If elected, Gov. Inslee would direct 40 percent of all green federal investments go into front-line communities experiencing the greatest environmental burden, economic inequality, and climate change impacts and direct federal agencies to examine historical patterns of racial discrimination and environmental racism, and their relation to community health, inequality and lower rates of home ownership and resulting asset-building opportunities, today.

Former Governor John Hickenlooper (CO)

Governor Hickenlooper’s Building America’s Rural Economy plan calls for $20 billion to expand broadband access across the country and increased funding for the Federal Historic Tax Credit and USDA’s Rural Development program. He would also work with local communities to establish “creative districts” designed for new private investment and he would promote initiatives that offer affordable housing for creative-sector workers.

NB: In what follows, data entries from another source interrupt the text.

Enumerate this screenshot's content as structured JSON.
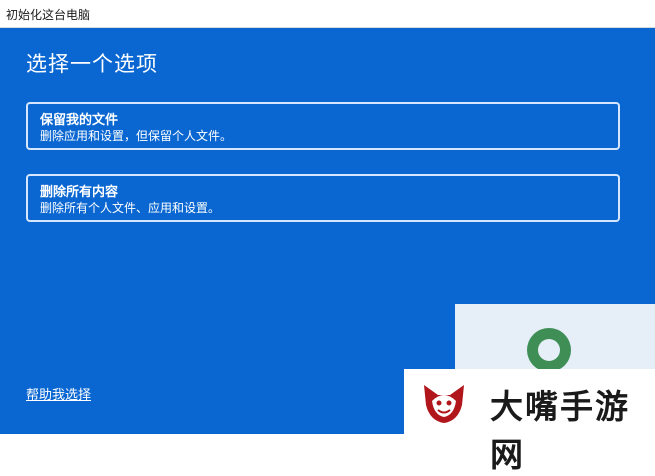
{
  "window": {
    "title": "初始化这台电脑"
  },
  "dialog": {
    "heading": "选择一个选项",
    "options": [
      {
        "label": "保留我的文件",
        "description": "删除应用和设置，但保留个人文件。"
      },
      {
        "label": "删除所有内容",
        "description": "删除所有个人文件、应用和设置。"
      }
    ],
    "help_link": "帮助我选择"
  },
  "watermark": {
    "text": "大嘴手游网",
    "logo_icon": "fox-head-logo-icon"
  },
  "colors": {
    "panel_bg": "#0a67d2",
    "option_border": "#d6e6ff",
    "watermark_red": "#b0161b"
  }
}
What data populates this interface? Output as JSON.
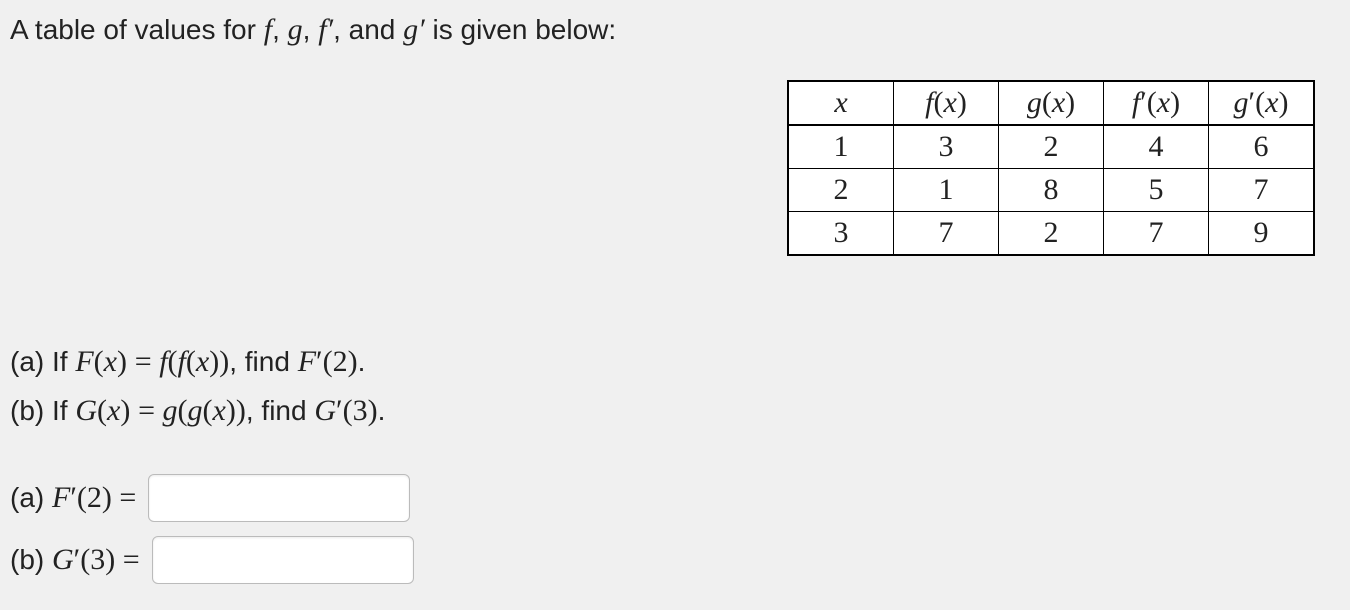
{
  "prompt": {
    "pre": "A table of values for ",
    "f": "f",
    "sep1": ", ",
    "g": "g",
    "sep2": ", ",
    "fprime": "f′",
    "sep3": ", and ",
    "gprime": "g′",
    "post": " is given below:"
  },
  "table": {
    "headers": {
      "x": "x",
      "fx_f": "f",
      "fx_of": "(",
      "fx_x": "x",
      "fx_cl": ")",
      "gx_g": "g",
      "gx_of": "(",
      "gx_x": "x",
      "gx_cl": ")",
      "fpx_f": "f",
      "fpx_pr": "′",
      "fpx_of": "(",
      "fpx_x": "x",
      "fpx_cl": ")",
      "gpx_g": "g",
      "gpx_pr": "′",
      "gpx_of": "(",
      "gpx_x": "x",
      "gpx_cl": ")"
    },
    "rows": [
      {
        "x": "1",
        "fx": "3",
        "gx": "2",
        "fpx": "4",
        "gpx": "6"
      },
      {
        "x": "2",
        "fx": "1",
        "gx": "8",
        "fpx": "5",
        "gpx": "7"
      },
      {
        "x": "3",
        "fx": "7",
        "gx": "2",
        "fpx": "7",
        "gpx": "9"
      }
    ]
  },
  "questions": {
    "a": {
      "label": "(a) If ",
      "F": "F",
      "of": "(",
      "x1": "x",
      "cl": ")",
      "eq": " = ",
      "f_outer": "f",
      "op2": "(",
      "f_inner": "f",
      "op3": "(",
      "x2": "x",
      "cl2": "))",
      "mid": ", find ",
      "F2": "F",
      "pr": "′",
      "op4": "(",
      "two": "2",
      "cl3": ")",
      "dot": "."
    },
    "b": {
      "label": "(b) If ",
      "G": "G",
      "of": "(",
      "x1": "x",
      "cl": ")",
      "eq": " = ",
      "g_outer": "g",
      "op2": "(",
      "g_inner": "g",
      "op3": "(",
      "x2": "x",
      "cl2": "))",
      "mid": ", find ",
      "G2": "G",
      "pr": "′",
      "op4": "(",
      "three": "3",
      "cl3": ")",
      "dot": "."
    }
  },
  "answers": {
    "a": {
      "label_pre": "(a) ",
      "F": "F",
      "pr": "′",
      "op": "(",
      "two": "2",
      "cl": ")",
      "eq": " = ",
      "value": ""
    },
    "b": {
      "label_pre": "(b) ",
      "G": "G",
      "pr": "′",
      "op": "(",
      "three": "3",
      "cl": ")",
      "eq": " = ",
      "value": ""
    }
  },
  "chart_data": {
    "type": "table",
    "columns": [
      "x",
      "f(x)",
      "g(x)",
      "f'(x)",
      "g'(x)"
    ],
    "rows": [
      [
        1,
        3,
        2,
        4,
        6
      ],
      [
        2,
        1,
        8,
        5,
        7
      ],
      [
        3,
        7,
        2,
        7,
        9
      ]
    ]
  }
}
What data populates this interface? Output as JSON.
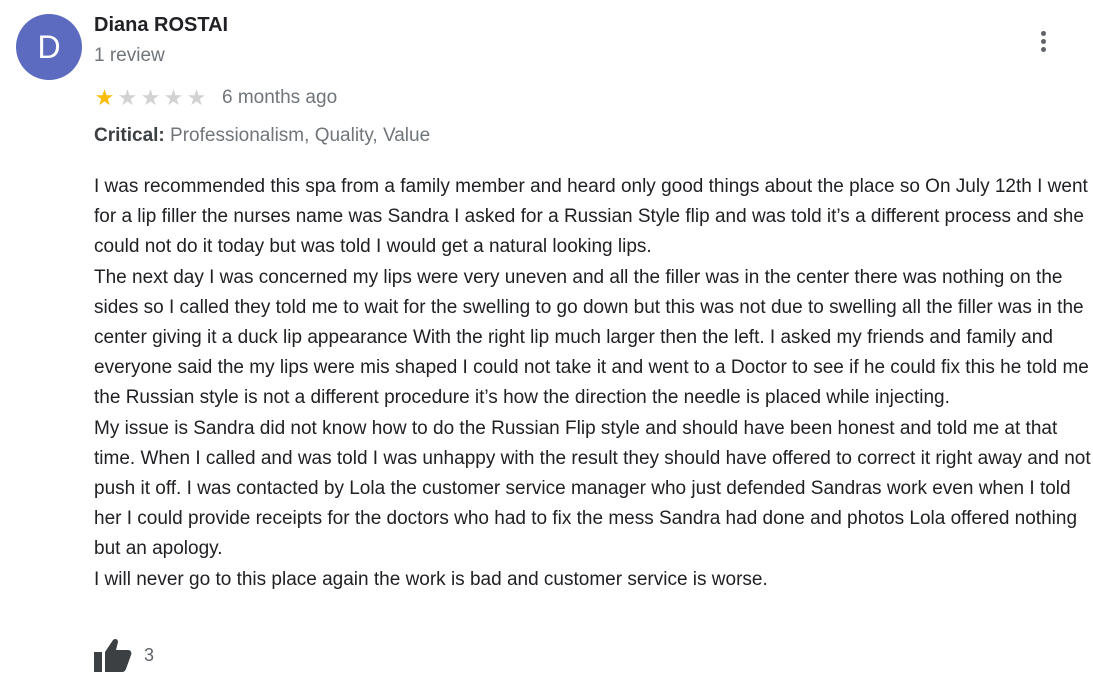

Senator Bernie Sanders (VT)

Sen. Sanders authored an op-ed for CNN in which he describes the impact of living in a rent-controlled apartment and the current affordable housing crisis. Sanders calls for expanding the National Housing Trust Fund to build 7.4 million units of affordable housing; doubling of funding for HUD’s McKinney-Vento homelessness assistance grants; supporting communities with rent control ordinance and inclusionary zoning; defending and promoting the legal protections of fair housing; and increasing grants to communities that whish to create community land trust housing. As mayor of Burlington, VT, Sanders was instrumental in creating the Burlington Community Land Trust in 1984, which is now known as the Champlain Housing Trust.

Sen. Sanders website also calls for ensuring access to high-speed broadband internet to every American, expanding federal assistance for affordable housing in rural areas, and implementing Rep. Jim Clyburn’s (D-SC) 10-20-30 approach which calls for 10 percent of all federal funding to go to areas were 20 percent of the population has lived below the federal poverty line for at least 30 years.

The three new candidates join the ranks of former Vice President Joe Biden, Sen. Cory Booker (D-NJ), Mayor Pete Buttigieg, former HUD Secretary Julián Castro, Sen. Kamala Harris (D-CA), Senator Amy Klobuchar (D-MN) and Sen. Elizabeth Warren (D-MA) who have already released housing plans.